Edição 206 – 13/11/2017

MP805/17: a luta pela sua derrubada


“A lei não pode criar males, a pretexto de necessidade, sob pena de mentir à sua origem, e aviltar-se. Ela é a expressão da justiça, o princípio da harmonia, o equilíbrio de todos os direitos; só conhece o mal para puni-lo e reparar o seu efeito.”

José de Alencar (1829-1877), extraído da obra “A propriedade”.

A Medida Provisória (MP) 805/2017, que, entre outras ações, adia os reajustes salariais dos servidores públicos federais previstos para janeiro de 2018 e janeiro de 2019 e aumenta o índice da contribuição previdenciária de 11% para 14% dos seus vencimentos, precisa ser derrotada antes que se transforme em lei e contribua para a destruição total da credibilidade em todos os ritos democráticos deste país.

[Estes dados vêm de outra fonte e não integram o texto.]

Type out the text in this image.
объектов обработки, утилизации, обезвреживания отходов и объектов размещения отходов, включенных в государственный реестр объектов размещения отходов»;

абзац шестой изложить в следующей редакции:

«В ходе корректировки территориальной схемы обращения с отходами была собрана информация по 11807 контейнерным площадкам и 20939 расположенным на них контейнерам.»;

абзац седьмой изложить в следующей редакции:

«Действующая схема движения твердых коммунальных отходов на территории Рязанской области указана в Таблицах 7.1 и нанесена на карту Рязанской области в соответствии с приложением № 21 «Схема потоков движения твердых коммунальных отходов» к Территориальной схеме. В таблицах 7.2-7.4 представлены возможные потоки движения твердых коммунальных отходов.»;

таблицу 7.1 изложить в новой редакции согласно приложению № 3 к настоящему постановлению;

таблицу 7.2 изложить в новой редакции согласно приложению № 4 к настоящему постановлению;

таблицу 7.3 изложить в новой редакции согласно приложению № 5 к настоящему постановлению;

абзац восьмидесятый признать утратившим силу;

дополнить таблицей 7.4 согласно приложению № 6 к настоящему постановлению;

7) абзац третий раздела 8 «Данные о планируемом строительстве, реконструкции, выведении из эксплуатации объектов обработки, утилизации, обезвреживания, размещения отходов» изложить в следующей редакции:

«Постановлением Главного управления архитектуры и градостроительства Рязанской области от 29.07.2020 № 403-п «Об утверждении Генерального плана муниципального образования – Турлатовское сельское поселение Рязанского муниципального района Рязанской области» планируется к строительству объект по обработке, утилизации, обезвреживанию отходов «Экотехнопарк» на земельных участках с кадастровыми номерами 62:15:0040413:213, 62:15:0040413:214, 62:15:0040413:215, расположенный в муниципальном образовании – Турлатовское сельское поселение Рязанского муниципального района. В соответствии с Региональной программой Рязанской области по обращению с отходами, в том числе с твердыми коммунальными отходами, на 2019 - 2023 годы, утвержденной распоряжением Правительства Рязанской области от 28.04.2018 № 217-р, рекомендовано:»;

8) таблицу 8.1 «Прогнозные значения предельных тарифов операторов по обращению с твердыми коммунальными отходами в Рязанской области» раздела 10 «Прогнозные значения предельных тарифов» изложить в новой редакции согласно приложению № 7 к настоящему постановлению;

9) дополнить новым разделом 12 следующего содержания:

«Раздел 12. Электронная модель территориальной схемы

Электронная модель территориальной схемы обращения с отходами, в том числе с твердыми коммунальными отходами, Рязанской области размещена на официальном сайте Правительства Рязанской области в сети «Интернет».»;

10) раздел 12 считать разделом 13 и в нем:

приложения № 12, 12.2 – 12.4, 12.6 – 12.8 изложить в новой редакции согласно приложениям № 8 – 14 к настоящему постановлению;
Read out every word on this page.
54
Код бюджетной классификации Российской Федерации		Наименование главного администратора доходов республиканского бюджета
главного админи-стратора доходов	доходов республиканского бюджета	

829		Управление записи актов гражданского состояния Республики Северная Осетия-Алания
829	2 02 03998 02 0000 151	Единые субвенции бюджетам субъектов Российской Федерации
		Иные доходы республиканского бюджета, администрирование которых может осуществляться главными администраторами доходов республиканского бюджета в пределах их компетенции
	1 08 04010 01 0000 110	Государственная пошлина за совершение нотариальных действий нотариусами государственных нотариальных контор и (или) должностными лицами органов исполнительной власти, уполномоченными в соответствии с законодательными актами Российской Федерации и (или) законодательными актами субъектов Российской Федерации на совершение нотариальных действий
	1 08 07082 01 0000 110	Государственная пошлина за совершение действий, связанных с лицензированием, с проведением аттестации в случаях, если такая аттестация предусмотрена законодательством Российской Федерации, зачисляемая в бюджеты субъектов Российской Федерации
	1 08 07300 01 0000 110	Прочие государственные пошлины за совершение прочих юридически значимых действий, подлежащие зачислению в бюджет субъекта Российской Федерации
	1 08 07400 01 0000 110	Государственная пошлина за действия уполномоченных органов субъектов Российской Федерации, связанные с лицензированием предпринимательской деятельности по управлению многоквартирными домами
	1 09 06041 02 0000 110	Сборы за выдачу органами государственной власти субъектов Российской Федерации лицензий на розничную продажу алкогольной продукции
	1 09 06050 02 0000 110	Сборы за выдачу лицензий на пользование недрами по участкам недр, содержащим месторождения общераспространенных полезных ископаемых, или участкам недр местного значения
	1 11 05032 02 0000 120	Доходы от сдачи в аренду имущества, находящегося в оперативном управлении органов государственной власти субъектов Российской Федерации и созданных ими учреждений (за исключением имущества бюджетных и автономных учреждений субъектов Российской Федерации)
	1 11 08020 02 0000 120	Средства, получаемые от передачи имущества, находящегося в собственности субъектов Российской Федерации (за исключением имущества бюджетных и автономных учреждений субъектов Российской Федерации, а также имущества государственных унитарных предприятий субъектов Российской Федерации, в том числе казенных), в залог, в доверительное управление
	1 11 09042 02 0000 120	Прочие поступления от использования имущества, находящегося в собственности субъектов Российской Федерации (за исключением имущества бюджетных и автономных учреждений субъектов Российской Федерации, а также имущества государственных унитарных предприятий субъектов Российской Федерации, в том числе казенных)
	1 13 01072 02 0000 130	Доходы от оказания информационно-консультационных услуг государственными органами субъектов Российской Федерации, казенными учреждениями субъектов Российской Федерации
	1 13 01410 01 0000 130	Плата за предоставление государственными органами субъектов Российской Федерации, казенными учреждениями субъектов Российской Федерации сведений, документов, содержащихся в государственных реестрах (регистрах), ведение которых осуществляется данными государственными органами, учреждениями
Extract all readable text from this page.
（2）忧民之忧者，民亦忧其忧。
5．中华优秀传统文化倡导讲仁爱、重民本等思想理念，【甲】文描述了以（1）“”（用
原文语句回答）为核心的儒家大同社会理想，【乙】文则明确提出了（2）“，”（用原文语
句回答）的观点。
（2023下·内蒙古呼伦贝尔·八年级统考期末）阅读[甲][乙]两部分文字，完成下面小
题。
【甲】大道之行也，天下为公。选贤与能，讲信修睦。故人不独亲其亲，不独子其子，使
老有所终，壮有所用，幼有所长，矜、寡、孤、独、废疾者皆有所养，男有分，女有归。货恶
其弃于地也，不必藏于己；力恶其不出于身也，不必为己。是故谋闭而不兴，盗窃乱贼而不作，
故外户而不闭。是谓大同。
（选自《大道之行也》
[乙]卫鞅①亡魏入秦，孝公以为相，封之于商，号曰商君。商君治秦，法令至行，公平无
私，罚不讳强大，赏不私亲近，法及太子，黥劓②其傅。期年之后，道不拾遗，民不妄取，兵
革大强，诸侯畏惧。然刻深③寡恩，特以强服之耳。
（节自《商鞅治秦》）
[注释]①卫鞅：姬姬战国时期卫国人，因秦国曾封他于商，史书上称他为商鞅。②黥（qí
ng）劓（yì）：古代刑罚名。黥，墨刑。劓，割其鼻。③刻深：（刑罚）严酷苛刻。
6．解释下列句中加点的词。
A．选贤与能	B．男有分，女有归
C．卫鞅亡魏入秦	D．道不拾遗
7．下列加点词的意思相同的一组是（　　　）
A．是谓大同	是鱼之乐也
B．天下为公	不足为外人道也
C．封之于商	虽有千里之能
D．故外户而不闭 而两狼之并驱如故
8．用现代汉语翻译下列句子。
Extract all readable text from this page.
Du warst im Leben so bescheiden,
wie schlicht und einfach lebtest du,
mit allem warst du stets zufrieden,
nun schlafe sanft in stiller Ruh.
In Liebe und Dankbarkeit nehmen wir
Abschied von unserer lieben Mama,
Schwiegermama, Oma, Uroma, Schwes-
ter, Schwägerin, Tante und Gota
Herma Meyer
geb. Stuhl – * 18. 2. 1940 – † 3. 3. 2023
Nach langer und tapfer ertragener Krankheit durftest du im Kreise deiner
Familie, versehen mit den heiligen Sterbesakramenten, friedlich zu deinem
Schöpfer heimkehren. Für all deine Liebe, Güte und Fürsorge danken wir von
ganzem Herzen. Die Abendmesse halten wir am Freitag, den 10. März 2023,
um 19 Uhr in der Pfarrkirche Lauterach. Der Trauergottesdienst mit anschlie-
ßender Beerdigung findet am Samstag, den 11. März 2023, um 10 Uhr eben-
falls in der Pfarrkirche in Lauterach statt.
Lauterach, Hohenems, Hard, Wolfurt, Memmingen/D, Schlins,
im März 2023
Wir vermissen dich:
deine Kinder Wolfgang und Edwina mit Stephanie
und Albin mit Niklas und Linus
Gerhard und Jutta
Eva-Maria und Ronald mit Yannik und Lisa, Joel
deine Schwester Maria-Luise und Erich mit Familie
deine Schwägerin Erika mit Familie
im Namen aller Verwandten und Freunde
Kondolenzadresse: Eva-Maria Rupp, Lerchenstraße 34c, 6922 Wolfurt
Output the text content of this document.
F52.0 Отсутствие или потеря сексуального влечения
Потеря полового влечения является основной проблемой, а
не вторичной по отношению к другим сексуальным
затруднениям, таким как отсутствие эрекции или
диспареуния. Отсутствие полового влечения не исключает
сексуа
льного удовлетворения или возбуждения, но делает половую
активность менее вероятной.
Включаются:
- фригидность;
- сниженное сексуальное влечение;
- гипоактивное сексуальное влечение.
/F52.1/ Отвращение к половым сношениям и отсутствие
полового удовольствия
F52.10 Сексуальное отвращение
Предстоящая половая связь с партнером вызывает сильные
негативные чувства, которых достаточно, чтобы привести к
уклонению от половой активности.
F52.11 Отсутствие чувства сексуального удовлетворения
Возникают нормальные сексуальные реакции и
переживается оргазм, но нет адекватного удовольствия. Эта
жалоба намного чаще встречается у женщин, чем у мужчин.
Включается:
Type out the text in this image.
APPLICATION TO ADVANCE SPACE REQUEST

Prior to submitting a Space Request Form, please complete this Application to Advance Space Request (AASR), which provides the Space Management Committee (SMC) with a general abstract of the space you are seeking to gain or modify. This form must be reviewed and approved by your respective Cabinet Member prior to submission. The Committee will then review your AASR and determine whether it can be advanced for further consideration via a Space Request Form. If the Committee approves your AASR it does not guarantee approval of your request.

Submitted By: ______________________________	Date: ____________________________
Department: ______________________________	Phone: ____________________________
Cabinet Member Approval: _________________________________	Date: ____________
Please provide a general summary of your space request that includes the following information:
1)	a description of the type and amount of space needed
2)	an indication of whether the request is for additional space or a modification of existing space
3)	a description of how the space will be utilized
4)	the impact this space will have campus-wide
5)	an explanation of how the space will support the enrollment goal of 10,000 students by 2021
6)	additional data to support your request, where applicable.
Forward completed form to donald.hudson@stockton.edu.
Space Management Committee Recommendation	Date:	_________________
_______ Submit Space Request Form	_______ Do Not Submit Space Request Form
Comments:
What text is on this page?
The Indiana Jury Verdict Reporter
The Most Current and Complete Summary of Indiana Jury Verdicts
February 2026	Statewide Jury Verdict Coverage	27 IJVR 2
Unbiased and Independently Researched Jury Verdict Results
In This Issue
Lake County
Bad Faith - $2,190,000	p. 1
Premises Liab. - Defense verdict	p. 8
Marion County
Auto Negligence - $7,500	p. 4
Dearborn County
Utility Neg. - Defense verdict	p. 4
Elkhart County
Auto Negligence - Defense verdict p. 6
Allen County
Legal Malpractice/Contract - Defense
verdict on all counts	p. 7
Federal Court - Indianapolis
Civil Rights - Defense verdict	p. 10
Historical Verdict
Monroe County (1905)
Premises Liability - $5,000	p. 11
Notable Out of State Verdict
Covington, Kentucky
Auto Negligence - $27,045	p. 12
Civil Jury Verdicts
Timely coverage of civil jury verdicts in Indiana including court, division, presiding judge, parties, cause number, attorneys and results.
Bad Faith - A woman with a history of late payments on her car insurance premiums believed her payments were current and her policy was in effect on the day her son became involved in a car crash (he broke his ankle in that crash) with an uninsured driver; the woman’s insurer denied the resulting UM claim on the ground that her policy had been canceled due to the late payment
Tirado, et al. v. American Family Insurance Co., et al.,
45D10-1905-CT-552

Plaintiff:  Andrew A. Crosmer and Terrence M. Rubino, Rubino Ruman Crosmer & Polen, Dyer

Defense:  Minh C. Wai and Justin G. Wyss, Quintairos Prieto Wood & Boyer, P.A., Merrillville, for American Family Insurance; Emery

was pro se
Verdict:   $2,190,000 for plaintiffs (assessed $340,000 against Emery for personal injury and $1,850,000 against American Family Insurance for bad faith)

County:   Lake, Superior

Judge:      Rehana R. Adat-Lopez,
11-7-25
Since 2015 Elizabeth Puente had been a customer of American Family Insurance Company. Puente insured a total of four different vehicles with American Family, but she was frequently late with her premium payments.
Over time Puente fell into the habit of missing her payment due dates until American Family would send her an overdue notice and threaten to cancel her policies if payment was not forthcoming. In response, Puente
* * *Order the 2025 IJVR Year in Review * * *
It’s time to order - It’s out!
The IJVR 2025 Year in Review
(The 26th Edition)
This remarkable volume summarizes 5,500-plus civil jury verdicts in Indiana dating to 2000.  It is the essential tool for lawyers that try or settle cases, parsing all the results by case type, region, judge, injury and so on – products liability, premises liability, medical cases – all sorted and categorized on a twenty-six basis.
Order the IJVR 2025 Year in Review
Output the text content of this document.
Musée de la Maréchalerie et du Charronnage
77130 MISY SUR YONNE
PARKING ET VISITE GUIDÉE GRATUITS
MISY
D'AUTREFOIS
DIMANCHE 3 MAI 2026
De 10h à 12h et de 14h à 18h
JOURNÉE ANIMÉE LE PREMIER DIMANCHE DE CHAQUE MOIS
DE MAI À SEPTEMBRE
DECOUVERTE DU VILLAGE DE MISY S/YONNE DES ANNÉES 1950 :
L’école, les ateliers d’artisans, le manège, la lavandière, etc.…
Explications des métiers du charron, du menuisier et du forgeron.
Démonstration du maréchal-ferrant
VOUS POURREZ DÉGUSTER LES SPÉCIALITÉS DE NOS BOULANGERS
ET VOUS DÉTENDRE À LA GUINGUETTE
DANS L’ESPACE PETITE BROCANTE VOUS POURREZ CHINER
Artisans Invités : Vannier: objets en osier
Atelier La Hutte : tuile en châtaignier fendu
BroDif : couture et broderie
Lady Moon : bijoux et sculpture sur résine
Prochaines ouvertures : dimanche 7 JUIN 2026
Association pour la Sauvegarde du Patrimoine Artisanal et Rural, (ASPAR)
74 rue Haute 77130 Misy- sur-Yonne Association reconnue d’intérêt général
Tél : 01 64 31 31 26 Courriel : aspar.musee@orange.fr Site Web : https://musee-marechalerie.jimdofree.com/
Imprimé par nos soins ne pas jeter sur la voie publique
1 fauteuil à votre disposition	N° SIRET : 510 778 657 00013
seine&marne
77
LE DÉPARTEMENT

Um verdadeiro desrespeito aos princípios da moralidade, que, além dos prejuízos imediatos, fere de morte todas as futuras negociações salariais que venham a ser feitas com os próximos governos. De que adiantará a longa discussão com o Ministério do Planejamento até a assinatura de um acordo? De que adiantará a interlocução com cada parlamentar da Câmara dos Deputados e do Senado Federal buscando a aprovação do Projeto de Lei originário daquele acordo? De que adiantará a árdua interação com órgãos como a Casa Civil e a Secretaria de Governo da Presidência da República para evitar, na lei a ser promulgada, qualquer veto presidencial ao que foi aprovado no Congresso Nacional?

A resposta, infelizmente, já está posta: De nada adiantará.

O Poder Judiciário precisa dizer NÃO a esta flagrante inconstitucionalidade, o Congresso Nacional precisa dizer NÃO a este menosprezo governamental e nós, servidores públicos federais, precisamos sair de nossos ambientes de trabalho e gritar, um sonoro NÃO a mais esta medida que nos desqualifica e nos insulta.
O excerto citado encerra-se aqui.